DC’s cinematic track record is comparable to a JV football team’s if they had to play against the NFL. The NFL in this analogy would be the MCU, especially with their massive and record-breaking success with Infinity War and Black Panther. Despite the negative prognosis for the DC Extended Universe (or DCEU), fans are optimistic for subsequent releases, hoping that one may perhaps reach or surpass The Dark Knight and compete with the MCU (Wonder Woman came close, but Justice League destroyed any faith). A recently released five-minute trailer of Aquaman may provide some with hopes, but I can’t help but be even more cynical about this film.

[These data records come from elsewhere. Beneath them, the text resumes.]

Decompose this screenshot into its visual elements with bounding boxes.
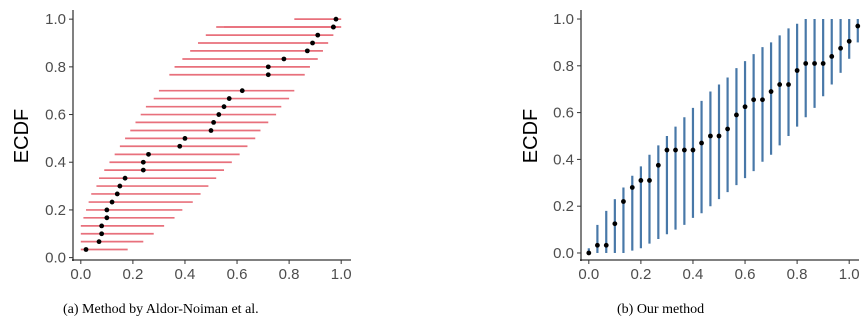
data-point-2	[99, 231, 105, 237]
chart-marks	[586, 19, 861, 256]
data-point-10	[140, 167, 146, 173]
y-tick-label-5: 1.0	[45, 11, 66, 28]
x-tick-label-4: 0.8	[279, 266, 300, 283]
data-point-11	[681, 147, 687, 153]
y-tick-label-3: 0.6	[553, 105, 574, 122]
data-point-7	[114, 191, 120, 197]
data-point-1	[595, 242, 600, 248]
data-point-13	[177, 143, 183, 149]
x-tick-label-0: 0.0	[70, 266, 91, 283]
data-point-18	[221, 104, 227, 110]
data-point-20	[760, 97, 765, 103]
chart-panel-a: 0.0 0.2 0.4 0.6 0.8 1.0 0.0 0.2 0.4 0.6 0.8 1.0 ECDF…	[11, 10, 352, 317]
data-point-14	[708, 133, 713, 139]
data-point-10	[673, 147, 678, 153]
data-point-13	[699, 140, 704, 146]
data-point-28	[330, 24, 336, 30]
data-point-17	[734, 112, 739, 118]
y-tick-label-0: 0.0	[553, 245, 574, 262]
data-point-15	[208, 128, 214, 133]
data-point-22	[265, 72, 271, 78]
data-point-21	[768, 89, 774, 94]
data-point-22	[777, 82, 783, 87]
data-point-7	[647, 178, 652, 183]
data-point-25	[310, 40, 315, 46]
data-point-19	[751, 97, 757, 103]
data-point-2	[603, 242, 609, 248]
y-tick-label-1: 0.2	[553, 198, 574, 215]
data-point-31	[855, 23, 861, 29]
chart-b: 0.0 0.2 0.4 0.6 0.8 1.0 0.0 0.2 0.4 0.6 0.8 1.0 ECDF	[520, 10, 861, 283]
caption-b: (b) Our method	[617, 302, 705, 317]
data-point-23	[281, 56, 287, 62]
data-point-15	[716, 133, 722, 139]
data-point-5	[104, 207, 110, 213]
chart-marks	[80, 16, 342, 252]
data-point-16	[211, 120, 217, 125]
data-point-6	[638, 178, 644, 183]
data-point-3	[99, 223, 105, 229]
data-point-9	[122, 175, 128, 181]
data-point-24	[794, 68, 800, 73]
data-point-6	[109, 199, 115, 205]
y-tick-label-1: 0.2	[45, 202, 66, 219]
x-tick-label-3: 0.6	[735, 266, 756, 283]
data-point-20	[239, 88, 245, 94]
x-tick-label-4: 0.8	[787, 266, 808, 283]
x-tick-label-2: 0.4	[175, 266, 196, 283]
x-tick-label-5: 1.0	[331, 266, 352, 283]
x-tick-label-5: 1.0	[839, 266, 860, 283]
y-tick-label-2: 0.4	[553, 151, 574, 168]
data-point-28	[829, 54, 835, 59]
y-tick-label-2: 0.4	[45, 154, 66, 171]
data-point-8	[117, 183, 123, 189]
data-point-27	[820, 61, 826, 66]
data-point-26	[812, 61, 817, 66]
data-point-9	[664, 147, 670, 153]
data-point-0	[586, 250, 592, 256]
y-axis-label: ECDF	[520, 109, 542, 163]
data-point-17	[216, 112, 222, 117]
data-point-24	[304, 48, 310, 54]
data-point-30	[846, 38, 852, 44]
data-point-8	[655, 162, 661, 168]
data-point-29	[838, 45, 843, 51]
data-point-26	[315, 32, 321, 38]
data-point-11	[140, 159, 146, 165]
data-point-12	[690, 147, 696, 153]
x-tick-label-1: 0.2	[630, 266, 651, 283]
x-tick-label-2: 0.4	[683, 266, 704, 283]
x-tick-label-0: 0.0	[578, 266, 599, 283]
y-tick-label-3: 0.6	[45, 107, 66, 124]
data-point-18	[742, 104, 748, 110]
data-point-0	[83, 247, 89, 252]
y-tick-label-4: 0.8	[553, 58, 574, 75]
data-point-5	[629, 185, 635, 190]
data-point-21	[265, 64, 271, 70]
data-point-29	[333, 16, 339, 22]
chart-panel-b: 0.0 0.2 0.4 0.6 0.8 1.0 0.0 0.2 0.4 0.6 0.8 1.0 ECDF…	[431, 0, 862, 328]
y-tick-label-0: 0.0	[45, 250, 66, 267]
data-point-16	[725, 126, 730, 132]
data-point-4	[621, 199, 626, 204]
y-tick-label-5: 1.0	[553, 11, 574, 28]
data-point-25	[803, 61, 809, 66]
x-tick-label-1: 0.2	[122, 266, 143, 283]
x-tick-label-3: 0.6	[227, 266, 248, 283]
data-point-23	[786, 82, 791, 87]
data-point-4	[104, 215, 110, 221]
data-point-14	[182, 135, 188, 141]
caption-a: (a) Method by Aldor-Noiman et al.	[63, 302, 259, 317]
y-tick-label-4: 0.8	[45, 59, 66, 76]
data-point-3	[612, 221, 618, 227]
data-point-1	[96, 239, 102, 245]
chart-a: 0.0 0.2 0.4 0.6 0.8 1.0 0.0 0.2 0.4 0.6 0.8 1.0 ECDF	[11, 10, 352, 283]
y-axis-label: ECDF	[11, 109, 33, 163]
data-point-19	[226, 96, 232, 101]
data-point-12	[146, 151, 151, 157]
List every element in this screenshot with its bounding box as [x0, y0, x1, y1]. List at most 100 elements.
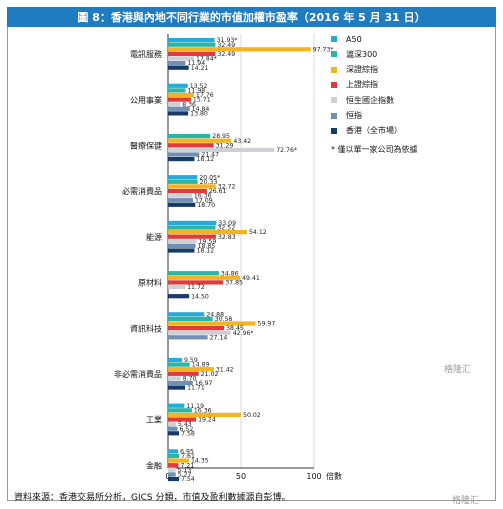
- bar: [168, 458, 189, 463]
- bar: [168, 463, 179, 468]
- data-label: 5.27: [178, 472, 192, 479]
- bar: [168, 56, 195, 61]
- data-label: 28.95: [212, 133, 230, 140]
- data-label: 7.58: [181, 430, 195, 437]
- bar: [168, 362, 190, 367]
- bar: [168, 184, 216, 189]
- data-label: 31.29: [216, 142, 234, 149]
- legend-label: 深證綜指: [346, 65, 378, 75]
- legend-label: 上證綜指: [346, 80, 378, 90]
- category-label: 非必需消費品: [114, 369, 162, 379]
- bar: [168, 472, 176, 477]
- data-label: 7.61: [181, 453, 195, 460]
- bar: [168, 92, 194, 98]
- data-label: 43.42: [233, 138, 251, 145]
- data-label: 18.70: [197, 202, 215, 209]
- data-label: 14.35: [191, 458, 209, 465]
- bar: [168, 106, 190, 111]
- category-label: 必需消費品: [122, 186, 162, 196]
- bar: [168, 335, 208, 340]
- data-label: 72.76*: [276, 147, 297, 154]
- bar: [168, 275, 241, 280]
- category-label: 金融: [146, 460, 162, 470]
- data-label: 15.71: [193, 97, 211, 104]
- data-label: 16.97: [195, 380, 213, 387]
- bar: [168, 138, 232, 143]
- bar: [168, 152, 200, 157]
- bar: [168, 234, 216, 239]
- bar: [168, 198, 193, 203]
- data-label: 19.24: [198, 417, 216, 424]
- bar: [168, 284, 186, 290]
- bar: [168, 467, 176, 472]
- source-note: 資料來源：香港交易所分析，GICS 分類，市值及盈利數據源自彭博。: [14, 493, 291, 503]
- bar: [168, 248, 195, 253]
- figure-frame: [7, 7, 496, 501]
- data-label: 32.83: [218, 234, 236, 241]
- bar: [168, 422, 176, 427]
- data-label: 14.89: [192, 362, 210, 369]
- bar: [168, 239, 197, 244]
- legend-item: 恒生國企指數: [331, 95, 394, 105]
- bar: [168, 188, 207, 194]
- bar: [168, 312, 205, 317]
- bar: [168, 51, 216, 56]
- legend-label: A50: [346, 34, 362, 44]
- data-label: 18.85: [198, 243, 216, 250]
- data-label: 14.21: [191, 65, 209, 72]
- data-label: 59.97: [258, 321, 276, 328]
- data-label: 13.52: [190, 83, 208, 90]
- data-label: 49.41: [242, 275, 260, 282]
- bar: [168, 102, 181, 107]
- legend-swatch: [331, 36, 337, 42]
- x-tick-label: 50: [236, 472, 246, 481]
- data-label: 38.45: [226, 325, 244, 332]
- bar: [168, 83, 188, 88]
- category-label: 公用事業: [130, 95, 162, 105]
- data-label: 18.12: [196, 248, 214, 255]
- data-label: 18.12: [196, 156, 214, 163]
- data-label: 9.59: [184, 357, 198, 364]
- bar: [168, 202, 196, 207]
- data-label: 32.49: [217, 42, 235, 49]
- legend-item: 恒指: [331, 111, 362, 121]
- data-label: 33.09: [218, 220, 236, 227]
- legend-swatch: [331, 112, 337, 119]
- data-label: 24.88: [206, 311, 224, 318]
- data-label: 42.96*: [233, 330, 254, 337]
- data-label: 5.43: [178, 421, 192, 428]
- data-label: 14.50: [191, 293, 209, 300]
- category-label: 醫療保健: [130, 141, 162, 151]
- legend-item: 上證綜指: [331, 80, 378, 90]
- bar: [168, 412, 242, 417]
- data-label: 11.72: [187, 284, 205, 291]
- bar: [168, 88, 186, 93]
- data-label: 16.36: [194, 407, 212, 414]
- legend-label: 恒指: [346, 111, 362, 120]
- data-label: 6.95: [180, 449, 194, 456]
- legend-item: 香港（全市場）: [331, 126, 402, 136]
- bar: [168, 225, 216, 230]
- data-label: 32.49: [217, 51, 235, 58]
- data-label: 13.80: [190, 111, 208, 118]
- bar: [168, 147, 275, 152]
- data-label: 8.36: [182, 101, 196, 108]
- x-tick-label: 100: [306, 472, 321, 481]
- category-label: 原材料: [138, 278, 162, 288]
- data-label: 17.84*: [196, 56, 217, 63]
- legend-item: 滬深300: [331, 49, 377, 59]
- data-label: 14.84: [192, 106, 210, 113]
- legend-swatch: [331, 81, 337, 88]
- bar: [168, 403, 185, 408]
- bar: [168, 157, 195, 162]
- data-label: 27.14: [210, 334, 228, 341]
- data-label: 17.76: [196, 92, 214, 99]
- bar: [168, 193, 192, 198]
- data-label: 20.33: [200, 179, 218, 186]
- bar: [168, 449, 179, 454]
- legend-footnote: * 僅以單一家公司為依據: [331, 145, 418, 154]
- data-label: 11.71: [187, 385, 205, 392]
- bar: [168, 376, 181, 381]
- category-label: 能源: [146, 232, 162, 242]
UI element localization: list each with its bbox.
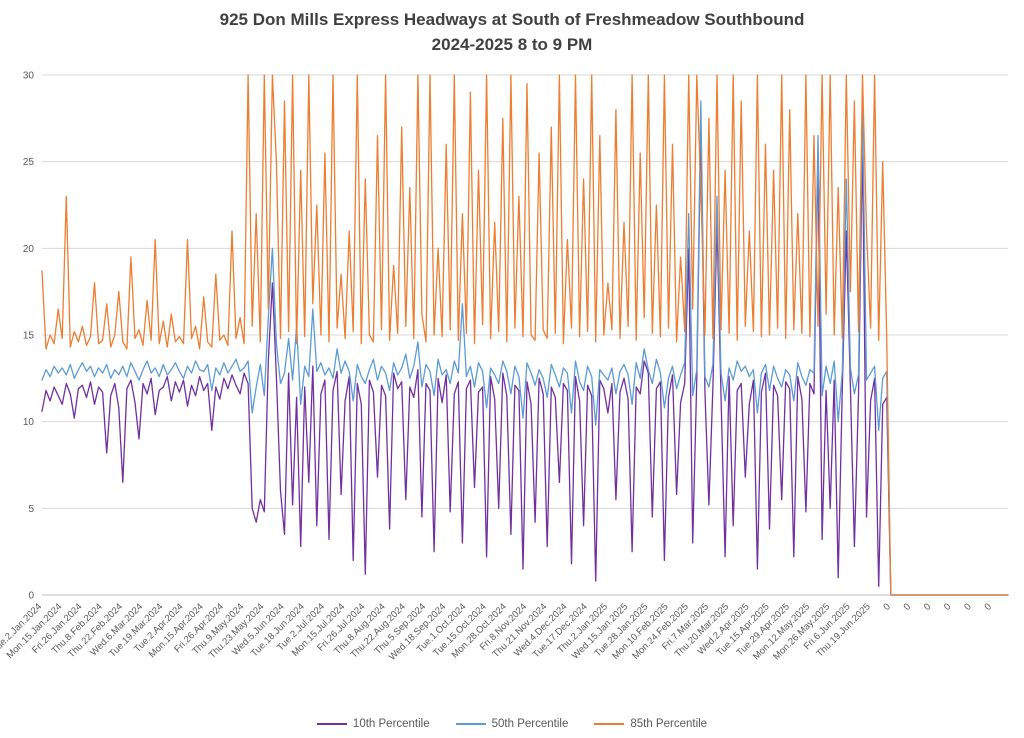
x-axis-tick-label: 0 bbox=[982, 601, 994, 613]
chart-legend: 10th Percentile 50th Percentile 85th Per… bbox=[0, 718, 1024, 730]
legend-item-10th-percentile: 10th Percentile bbox=[316, 718, 430, 730]
series-line-85th-percentile bbox=[41, 74, 1009, 596]
legend-item-50th-percentile: 50th Percentile bbox=[455, 718, 569, 730]
series-line-10th-percentile bbox=[41, 126, 1009, 596]
y-axis-tick-label: 20 bbox=[23, 244, 35, 255]
legend-label: 85th Percentile bbox=[630, 718, 708, 730]
legend-label: 10th Percentile bbox=[352, 718, 430, 730]
line-swatch-icon bbox=[594, 723, 625, 725]
y-axis-tick-label: 15 bbox=[23, 331, 35, 342]
y-axis-tick-label: 0 bbox=[28, 591, 34, 602]
chart-title-line2: 2024-2025 8 to 9 PM bbox=[431, 34, 593, 54]
y-axis-tick-label: 25 bbox=[23, 157, 35, 168]
x-axis-tick-label: 0 bbox=[881, 601, 893, 613]
line-swatch-icon bbox=[316, 723, 347, 725]
chart-title: 925 Don Mills Express Headways at South … bbox=[0, 8, 1024, 57]
chart-title-line1: 925 Don Mills Express Headways at South … bbox=[219, 10, 805, 29]
legend-label: 50th Percentile bbox=[491, 718, 569, 730]
x-axis-tick-label: 0 bbox=[922, 601, 934, 613]
legend-item-85th-percentile: 85th Percentile bbox=[594, 718, 707, 730]
line-swatch-icon bbox=[455, 723, 486, 725]
x-axis-tick-label: 0 bbox=[942, 601, 954, 613]
y-axis-tick-label: 30 bbox=[23, 71, 35, 82]
series-line-50th-percentile bbox=[41, 100, 1009, 596]
x-axis-tick-label: 0 bbox=[962, 601, 974, 613]
x-axis-tick-label: 0 bbox=[902, 601, 914, 613]
y-axis-tick-label: 10 bbox=[23, 417, 35, 428]
y-axis-tick-label: 5 bbox=[28, 504, 34, 515]
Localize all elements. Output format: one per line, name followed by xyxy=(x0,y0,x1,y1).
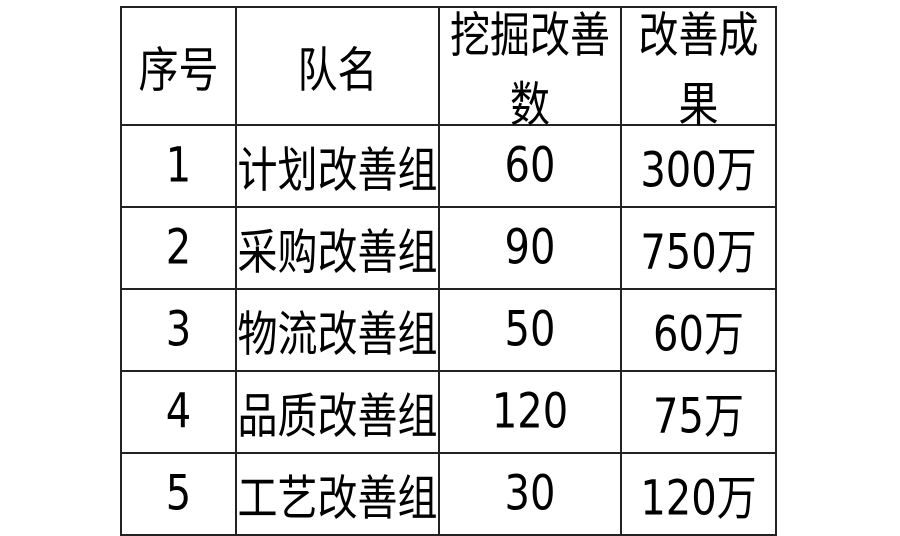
table-cell: 1 xyxy=(120,124,237,208)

Aquaman has similar vibes as Batman v Superman, and anyone who saw that movie knows that red flags should be going off. The trailer reveres the titular character, Aquaman, as a God who transcends upon the unworthy plebeians that are the human race. Cheesy jokes ensue (though I’d be lying if I said I didn’t at least chuckle), but these are probably the funniest lines Aquaman has to offer. The movie appears to have some kind of elaborate and massive conflict within a kingdom, derivative of MCU movies like Thor and Black Panther. The CGI spectacles, which are often the highlight of comic book movies, look laughably unimpressive, particularly with the sea creatures as if they were rendered on the same program used for Shark Tale, though the visuals and aesthetics of the kingdom look impressive overall. The action sequences are fun but not particularly memorable or impressive.
One of the biggest issues with this trailer, and the DCEU, in general, is how generic it is. They attempt to recreate the MCU with its characters while having an unpronounced and muddled style that dabbles with comic book silliness and gritty realism. Aquaman does go for the more comic book fun and consistent style but fails to be elevated from its other insipid comic book movie counterparts. It’s unfair to base a movie off a two-minute trailer, but this trailer is five minutes, so we see considerably more of what the movie is like. There was no excitement throughout the five-minute trailer, and I don’t think I can bear to sit through 120 minutes of this movie. I wouldn’t hold my breath for the DCEU to improve with Aquaman.
3. House of Cards:
Many people wondered how House of Cards would have its final season after their dismissal of Kevin Spacey, who has been ostracized for his allegations of sexual harassment. Conveniently for the writers, the previous season ended with Spacey’s character, Frank Underwood, resigning from office and being replaced by his wife, Claire. When your main protagonist is almost already written off the show, it becomes a much easier task to continue the story with a new character. Claire, played by Robin Wright, goes through substantial conflicts as she is publicly criticized for her presidency as connected to personal drama with her ties to Frank. She appears to be just as relentless as Frank, with a cold determination for power. Whether or not the show’s final season will be comparable to its others is something that we can only determine from watching it, but the trailer gives an impression that it will have an intense, satisfying, suspenseful, and possibly shocking conclusion.
Trailers are generally a good way to judge your opinions of a movie before it comes out. It will determine whether or not you’ll purchase a ticket immediately at Fandango or if you’ll watch something else. However, it’s impossible to say whether or not a movie or show is good or bad based on it. Despite my negative opinions of the Aquaman trailer, as far as I’m concerned, it could be better than any of the MCU movies. The trailer failed at its job of making me excited for the movie, which is how I critique the trailer. I can’t pick out many positive qualities from the trailer, which is why I already have a disdainful view of Aquaman before it’s release. With House of Cards, I am more intrigued and genuinely eager to see the show’s conclusion. Netflix successfully created an appealing trailer with House of Cards, while DC did not. I’m indifferent to Aladdin because this version appears like a twist of the classic movie, so we will have to judge the movie when it releases. Don’t mistake these trailer reviews as movie reviews, but keep in mind that trailers are still highly indicative or deceptive of a movie’s quality.